Para Lacey, o reconhecimento do direito de beneficiar-se do avanço da ciência no caso dos transgênicos implica que nas deliberações devem ser considerados os resultados das pesquisas sobre todos os efeitos potenciais identificados como prejudiciais, segundo as perspectivas de valores de qualquer grupo de pessoas, especialmente dos grupos desfavorecidos e marginalizados. E para que as decisões possam refletir um consenso ("ou pelo menos um compromisso") democrático, devem ter a participação de representantes de todos esses grupos, concluiu.

CNTBio

Essa baixa representatividade da sociedade civil e de críticos ao uso de transgênicos na CNTBio foi questionada Marijane Lisboa. Ela destacou que atualmente a comissão é composta por 12 especialistas indicados pelo ministro de Ciência, Tecnologia e Inovação, representantes de vários ministérios, um representante do setor de biotecnologia ("que não pode ser considerado da sociedade civil, pois representa a indústria") e cinco representantes de cinco setores da sociedade civil (agricultura familiar, consumidores, ambientalistas, saúde do trabalhador e movimentos da saúde).

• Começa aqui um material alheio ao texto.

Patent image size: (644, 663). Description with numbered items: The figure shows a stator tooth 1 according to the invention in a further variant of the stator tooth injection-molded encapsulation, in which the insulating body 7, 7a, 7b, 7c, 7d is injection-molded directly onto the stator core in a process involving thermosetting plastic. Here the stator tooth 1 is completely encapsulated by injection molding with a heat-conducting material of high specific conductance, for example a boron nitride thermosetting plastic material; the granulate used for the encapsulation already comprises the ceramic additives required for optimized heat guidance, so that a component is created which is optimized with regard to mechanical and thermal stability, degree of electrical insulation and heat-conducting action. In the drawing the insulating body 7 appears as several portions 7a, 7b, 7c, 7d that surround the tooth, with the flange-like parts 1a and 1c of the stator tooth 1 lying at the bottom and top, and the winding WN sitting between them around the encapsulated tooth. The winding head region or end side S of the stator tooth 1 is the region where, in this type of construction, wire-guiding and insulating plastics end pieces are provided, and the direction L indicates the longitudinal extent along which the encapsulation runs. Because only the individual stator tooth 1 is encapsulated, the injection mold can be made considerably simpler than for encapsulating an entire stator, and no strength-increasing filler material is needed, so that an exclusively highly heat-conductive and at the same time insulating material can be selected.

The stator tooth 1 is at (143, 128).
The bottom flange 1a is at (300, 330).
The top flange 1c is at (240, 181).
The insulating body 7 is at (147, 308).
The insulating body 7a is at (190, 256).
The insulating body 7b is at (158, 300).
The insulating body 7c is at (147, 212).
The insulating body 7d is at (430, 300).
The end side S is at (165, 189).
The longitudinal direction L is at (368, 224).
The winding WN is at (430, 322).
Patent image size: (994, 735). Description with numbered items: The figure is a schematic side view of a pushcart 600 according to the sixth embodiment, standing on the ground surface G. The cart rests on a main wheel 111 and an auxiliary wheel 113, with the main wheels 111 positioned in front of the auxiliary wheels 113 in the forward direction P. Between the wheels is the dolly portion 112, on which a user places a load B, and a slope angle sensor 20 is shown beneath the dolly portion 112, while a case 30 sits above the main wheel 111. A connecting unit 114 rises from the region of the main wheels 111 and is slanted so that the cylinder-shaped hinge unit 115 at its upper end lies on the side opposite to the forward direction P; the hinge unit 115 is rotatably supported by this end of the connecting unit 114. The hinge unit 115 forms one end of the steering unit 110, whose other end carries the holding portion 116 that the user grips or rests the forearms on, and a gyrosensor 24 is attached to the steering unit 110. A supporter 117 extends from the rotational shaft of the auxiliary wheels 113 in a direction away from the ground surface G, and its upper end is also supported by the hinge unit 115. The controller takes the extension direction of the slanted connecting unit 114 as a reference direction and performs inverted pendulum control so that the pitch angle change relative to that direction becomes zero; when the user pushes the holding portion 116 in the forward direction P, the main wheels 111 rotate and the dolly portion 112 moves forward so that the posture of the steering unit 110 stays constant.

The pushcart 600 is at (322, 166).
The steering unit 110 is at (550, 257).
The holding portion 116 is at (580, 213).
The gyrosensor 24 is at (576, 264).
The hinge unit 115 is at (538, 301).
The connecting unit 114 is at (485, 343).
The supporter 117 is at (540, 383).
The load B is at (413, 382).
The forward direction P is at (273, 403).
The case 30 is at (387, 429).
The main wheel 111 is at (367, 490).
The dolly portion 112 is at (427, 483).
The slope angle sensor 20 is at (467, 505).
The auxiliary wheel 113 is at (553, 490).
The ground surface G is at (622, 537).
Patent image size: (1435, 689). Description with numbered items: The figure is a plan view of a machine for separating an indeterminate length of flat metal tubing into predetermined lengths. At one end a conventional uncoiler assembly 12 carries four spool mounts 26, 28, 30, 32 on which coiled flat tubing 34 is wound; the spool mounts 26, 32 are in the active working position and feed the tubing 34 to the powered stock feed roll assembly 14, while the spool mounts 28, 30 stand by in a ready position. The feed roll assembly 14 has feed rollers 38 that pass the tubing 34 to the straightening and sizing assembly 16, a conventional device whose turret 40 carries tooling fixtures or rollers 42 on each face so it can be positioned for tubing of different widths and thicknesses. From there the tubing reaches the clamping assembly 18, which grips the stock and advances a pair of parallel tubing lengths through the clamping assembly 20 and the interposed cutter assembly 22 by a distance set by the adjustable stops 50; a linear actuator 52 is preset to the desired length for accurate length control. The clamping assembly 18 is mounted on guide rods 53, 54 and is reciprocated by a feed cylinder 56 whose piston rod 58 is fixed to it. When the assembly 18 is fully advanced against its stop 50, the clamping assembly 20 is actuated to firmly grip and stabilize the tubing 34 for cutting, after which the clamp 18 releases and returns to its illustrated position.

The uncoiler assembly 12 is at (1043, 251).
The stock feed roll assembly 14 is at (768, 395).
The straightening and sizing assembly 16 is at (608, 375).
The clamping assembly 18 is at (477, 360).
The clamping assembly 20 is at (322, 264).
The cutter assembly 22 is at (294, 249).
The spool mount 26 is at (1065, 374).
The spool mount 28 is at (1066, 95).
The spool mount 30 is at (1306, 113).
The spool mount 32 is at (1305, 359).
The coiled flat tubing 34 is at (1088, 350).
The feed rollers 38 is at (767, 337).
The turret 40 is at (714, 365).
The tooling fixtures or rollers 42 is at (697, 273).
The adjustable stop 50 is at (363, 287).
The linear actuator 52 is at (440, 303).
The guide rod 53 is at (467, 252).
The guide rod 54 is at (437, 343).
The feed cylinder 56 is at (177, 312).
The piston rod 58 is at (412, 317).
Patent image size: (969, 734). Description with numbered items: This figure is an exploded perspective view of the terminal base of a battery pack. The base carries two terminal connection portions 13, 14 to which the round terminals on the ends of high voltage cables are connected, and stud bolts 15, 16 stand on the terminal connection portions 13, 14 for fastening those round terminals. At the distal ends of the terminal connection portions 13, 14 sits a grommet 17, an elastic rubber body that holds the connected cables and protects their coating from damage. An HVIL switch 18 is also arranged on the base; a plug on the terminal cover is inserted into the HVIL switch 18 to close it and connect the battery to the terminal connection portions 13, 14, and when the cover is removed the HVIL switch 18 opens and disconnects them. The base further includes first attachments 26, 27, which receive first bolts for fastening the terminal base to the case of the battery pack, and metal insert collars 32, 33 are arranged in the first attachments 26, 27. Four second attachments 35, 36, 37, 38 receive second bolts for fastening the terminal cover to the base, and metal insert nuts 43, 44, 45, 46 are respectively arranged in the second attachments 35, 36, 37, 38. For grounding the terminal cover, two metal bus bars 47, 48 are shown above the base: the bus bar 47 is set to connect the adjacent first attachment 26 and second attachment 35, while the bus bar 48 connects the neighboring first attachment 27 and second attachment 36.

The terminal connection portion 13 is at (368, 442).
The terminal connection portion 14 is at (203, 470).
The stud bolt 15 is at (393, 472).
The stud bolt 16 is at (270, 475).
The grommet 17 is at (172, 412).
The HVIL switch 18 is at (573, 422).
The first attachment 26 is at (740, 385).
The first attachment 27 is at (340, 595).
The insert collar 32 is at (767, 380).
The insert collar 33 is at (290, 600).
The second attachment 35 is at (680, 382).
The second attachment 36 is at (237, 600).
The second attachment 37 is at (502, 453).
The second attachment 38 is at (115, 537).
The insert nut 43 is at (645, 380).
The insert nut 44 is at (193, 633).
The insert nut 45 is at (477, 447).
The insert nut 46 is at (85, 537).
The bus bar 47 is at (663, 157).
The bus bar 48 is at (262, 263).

Ela disse que até 2007 as reuniões da comissão eram fechadas: "Naquele ano, agendou-se uma reunião para decidir sobre o milho transgênico e dois integrantes do Greenpeace se recusaram a sair da sala onde ela ocorreria. Depois disso, a justiça decidiu que as reuniões deveriam ser públicas. Agora as atas e demais documentos da comissão são acessíveis a todos".

No entanto, Marijane considera frustrante a experiência de participar da comissão, onde as decisões que antes eram tomadas com a aprovação de 2/3 dos integrantes agora precisam apenas de maioria simples (metade do total de integrantes mais um voto). Ela disse que a lei previa recurso sobre qualquer decisão ao Conselho Nacional de Biossegurança, composto por diversos ministros, "mas quando da aprovação do milho transgênico, a Anvisa e o Ibama recorreram a ele e tiveram como resposta que a CNTBio é o órgão competente para decidir sobe as questões relativas a transgênicos".

Marijane disse que a estrutura da CNTBio impede o estudo de impacto ambiental dos transgênicos e que suas decisões não deveriam ser vinculantes e baseadas em relações descontextualizadas dos vários fatores envolvidos. Para ela, o sistema é constituído para aprovar a produção de transgênicos, cabendo aos representantes da sociedade civil o papel de apenas documentar o processo e informar a sociedade sobre os acontecimentos. "Os transgênicos foram introduzidos no Brasil ao arrepio de qualquer ciência", afirmou.

Mariconda concordou com a afirmação e disse que o procedimento da CNTBio é anticientífico. Lacey acrescentou que a comissão é anticientífica se for considerado que ela não leva em consideração os postulados da pesquisa multiestratégica, categoria especificada no modelo de interação entre ciências e valores que ele e Mariconda desenvolvem. Mas se considerada a outra categoria de pesquisa identificada no modelo, aquela comercialmente orientada, "aí pode-se dizer que a CNTBio é plenamente científica", disse Lacey.

Marijane destacou que na verdade há uma questão anterior à aprovação ou não dos transgênicos: "Precisamos de transgênicos? Esse é o problema da agricultura? O único objetivo para alguém desenvolver um transgênico é tornar-se proprietário de uma planta".